Anyway, we went in through a thick, brutal-looking metal door painted black, and down a long stone corridor, and after a couple of turns came to an elevator. A spick-and-span one too, that looked as if it had just been installed. This only went up as far as the top of the pedestal, and after that you had to walk the other seventeen stories. The staircase was a spiral one only wide enough to let one person through at a time and it made tough going, but several times a little platform opened out suddenly on the way up, with an ordinary park bench placed there to rest on. There was always the same fat man sitting heaving on it by the time I got to it, with not much room left over for anybody else. When I say fat, I mean anywheres from two hundred fifty pounds up. I’d noticed him on the boat, with his thin pretty little wife. “Brother,” I said the second time I squeezed in next to him on the bench, “pardon me for butting in, but why do it? You must be a glutton for punishment.”
His wife had gone on the rest of the way up without waiting for him. He just wheezed for a long time, then finally he got around to answering me. “Brother,” he said with an unhappy air, “she can think up more things for me to do like this. You know the old saying, nobody loves a—”
I couldn’t help liking him right off. “Buck up, Slim,” I said, “they’re all the same. Mine thinks I’m a lowbrow and sends me out looking at statues so I’ll learn something.”
“And have you?” he wanted to know.
“Yep, I’ve learned there’s no place like home,” I told him. “Well, keep your chins up,” I said, and with that I left him and went on up.

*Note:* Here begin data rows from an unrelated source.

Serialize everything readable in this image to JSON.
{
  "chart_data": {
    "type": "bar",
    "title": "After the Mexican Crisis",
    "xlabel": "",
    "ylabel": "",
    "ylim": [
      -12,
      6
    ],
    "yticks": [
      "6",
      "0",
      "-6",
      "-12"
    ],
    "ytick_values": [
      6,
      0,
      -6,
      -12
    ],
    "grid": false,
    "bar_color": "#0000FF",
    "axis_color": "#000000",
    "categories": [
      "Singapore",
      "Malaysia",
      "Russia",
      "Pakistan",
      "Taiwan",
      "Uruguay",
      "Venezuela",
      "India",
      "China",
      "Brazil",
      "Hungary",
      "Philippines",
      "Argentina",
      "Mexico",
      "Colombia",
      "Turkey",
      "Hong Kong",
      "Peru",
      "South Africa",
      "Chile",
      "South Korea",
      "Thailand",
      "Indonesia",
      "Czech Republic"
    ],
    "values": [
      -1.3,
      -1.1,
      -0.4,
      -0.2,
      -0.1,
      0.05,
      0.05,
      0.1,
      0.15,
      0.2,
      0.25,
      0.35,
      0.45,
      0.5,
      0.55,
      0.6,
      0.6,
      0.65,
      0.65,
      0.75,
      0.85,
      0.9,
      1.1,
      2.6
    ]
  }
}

At the very top you had to push through a little turnstile, and then you were finally up in the head of the statue. The crown or tiara she wears, with those big spikes sticking out, has windows running from side to side in a half-circle. I picked the nearest one and stuck my head out. You could see for miles. The boats in the harbor were the size of match-boxes. Down below on the lawn the cannonballs looked like raisins in a pudding. Well, I stood there like that until I figured I’d gotten my thirty-five cents’ worth. The rest were starting to drift down again, so I turned to go too.
At the window next to me I noticed the fat man’s pretty little wife standing there alone. He evidently hadn’t been able to make the grade yet and get up there with her. She was amusing herself by scribbling her initials or something on the thick stone facing of the window, which was about a foot deep and wider at the outside than at the inside, the tiara being a semicircle. That was nothing. Most people do that whenever they visit any monument or point of interest. All five of the facings were chock-full of names, initials, dates, addresses, and so on, and as time and the weather slowly effaced the earlier ones there was always room for more. She was using an eyebrow pencil or something for hers though, instead of plain lead, I noticed.
By that time we were alone up there. The others were all clattering down the corrugated-iron staircase again, and the ferry was on its way back from the Battery to pick us up. Much as I would have enjoyed waiting to get an eyeful of the shape her stout spouse was going to be in when he got up there, I figured I’d had enough. I started down and left her there behind me, chin propped in her hands and staring dreamily out into space, like Juliet waiting at her balcony for a high-sign from Romeo.